The ten variances of Gesture 2

Fig. 6
figure 6

The testing environment involving a large projector system

The misclassification rates and average gesture recognition speed comparisons between the hardware-based approaches are shown in Table 1. We compare the misclassification rates in Fig. 7. The HGR-CCSL method has lower misclassification rates compared to methods using digital glove systems developed in [22], especially for hand gestures in ‘Translation’ and ‘Rotation’ datasets, where hand gesture differences are smaller. The misclassification rates of the AHGR-NN method is better than [22], but still higher than the proposed HGR-CCSL method. The reason of the high misclassification rates for hard-ware based methods is that the methods highly depend on the sensitivity of the hardware. It is also noted that the hardware-based methods are much more efficient methods speed-wise comparing with our method.

Fig. 7
figure 7

The misclassification rates comparison against hardware-based methods

Table 1 Misclassification rates and average gesture recognition speed comparison between HGR-CCSL, digital glove and AHGR-NN methods

Second, we compare HGR-CCSL with HGR-LDDM and HGR-AGA. The results are shown in Table 2. We show the misclassification comparison in Fig. 8 and the efficiency comparison in Fig. 9. The HGR-CCSL method improves the hand gesture recognition misclassification rates based on HGR-AGA method but slows down the computation speed because of the W-KNN computation time. Compared to HGR-LDDM method, the HGR-CCSL method has lower recognition misclassification rates as well as faster computation speed.

Fig. 8
figure 8

The misclassification rates comparison against hardware-independent methods

Fig. 9
figure 9

The average hand gesture recognition speed (No. of gestures/sec.) comparison against hardware-independent methods

Table 2 Misclassification rates and average gesture recognition speed comparison between HGR-CCSL, HGR-LDDM and HGR-AGA

6 Conclusion

In this study, we proposed a hand gesture feature extraction and recognition method based on concentric circular scan lines and weighted KNN algorithm. The proposed HGR-CCSL method can be divided into two parts, namely offline part and online part. Heavy computations such as hand part image segmentation, extraction of feature vectors from the concentric circular scan lines and training W-KNN classifier are processed in offline mode. The online hand gesture recognition part only deal with testing samples and is efficient enough for real-time applications. Experimental results show that the HGR-CCSL method has higher recognition accuracy rates with acceptable computational speed compared to existing methods.

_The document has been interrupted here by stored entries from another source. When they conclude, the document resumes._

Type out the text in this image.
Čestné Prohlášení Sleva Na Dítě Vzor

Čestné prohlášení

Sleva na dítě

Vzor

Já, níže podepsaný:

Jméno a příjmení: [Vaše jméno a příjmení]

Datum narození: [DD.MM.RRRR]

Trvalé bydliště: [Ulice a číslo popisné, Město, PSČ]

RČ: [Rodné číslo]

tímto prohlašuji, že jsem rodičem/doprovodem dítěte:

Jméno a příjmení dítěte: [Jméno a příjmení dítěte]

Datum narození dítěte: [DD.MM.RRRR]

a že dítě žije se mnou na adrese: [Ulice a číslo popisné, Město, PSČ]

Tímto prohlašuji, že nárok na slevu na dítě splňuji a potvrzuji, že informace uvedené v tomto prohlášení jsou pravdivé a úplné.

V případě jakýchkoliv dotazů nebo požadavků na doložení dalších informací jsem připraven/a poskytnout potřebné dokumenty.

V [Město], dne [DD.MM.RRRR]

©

The purpose of this study is to show a simple and easily re-implementable HCI approach for real-world applications. Every step of the proposed algorithm can be easily extended to more sophisticated systems according to customized requirements. For example, the simple tortoise model depicted in Fig. 1 can be easily extended to a more complex model by adding five joints to the fingers (Fig. 10). The small five gesture ‘user-defined’ database can be extended to involve more gestures. The W-KNN algorithm, which is known as a basic machine learning technology, can also be extended to other machine learning methods.

Fig. 10
figure 10

The tortoise model in Fig. 1 can be extended to produce a larger database

As a future work, we are enriching our gesture database by involving more gesture variations. The database, which we used in this work, may become publicly available in the near future.